So Women got free will slightly after Men.
This, some will argue, is potentially false.
This, some will argue, will get me killed. Or at least make me a lonely, lonely man.
Of course, before Man and Woman (and he only got it first because he whinged, admittedly, like a little baby (outdone only by the little baby who got it before both the Man and the Woman) and the Woman let him have her place in the queue, especially after the previous week's debacle with Rationality, and how that almost ended in tears for the Man, the Woman, three different kinds of dog, and a wombat.
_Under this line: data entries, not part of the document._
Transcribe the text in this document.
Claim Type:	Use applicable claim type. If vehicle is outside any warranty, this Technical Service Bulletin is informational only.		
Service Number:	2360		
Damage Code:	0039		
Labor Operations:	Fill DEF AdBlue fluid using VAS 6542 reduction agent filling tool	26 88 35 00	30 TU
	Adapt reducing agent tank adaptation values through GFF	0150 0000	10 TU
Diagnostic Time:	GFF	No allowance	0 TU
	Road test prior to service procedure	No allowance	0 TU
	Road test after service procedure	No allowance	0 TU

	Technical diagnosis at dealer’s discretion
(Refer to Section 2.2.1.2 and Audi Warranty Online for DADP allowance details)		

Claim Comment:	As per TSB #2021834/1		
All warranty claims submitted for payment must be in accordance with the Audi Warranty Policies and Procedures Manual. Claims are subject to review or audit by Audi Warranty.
It was a small wombat.
Oh, and a packet of crisps. And some sort of soft drink, though there are some that say that the soft drink really wasn't involved at all, and had just been passing by at the time, and wasn't really harmed in any sort of way.) came and went a whole slew of people, including the Giraffe, a Dolphin, a Guinea Pig, the Guinea Pig's Favourite Wood Chip, and a Mime.
This, some will argue, is an outright lie.
Especially the bit about the Bicycle Horn. Which I hadn't mentioned, but was in another argument someone tried having with me. Which I won by just starting to read a book and ignoring them, despite the fact that they kept poking me in the cheek with their index finger. Which is no mean feat, I might add.
Those people arguing over whether or not this is an outright lie, I would argue, are in entirely too argumentative a mood.
I would also like to add that they probably smell funny.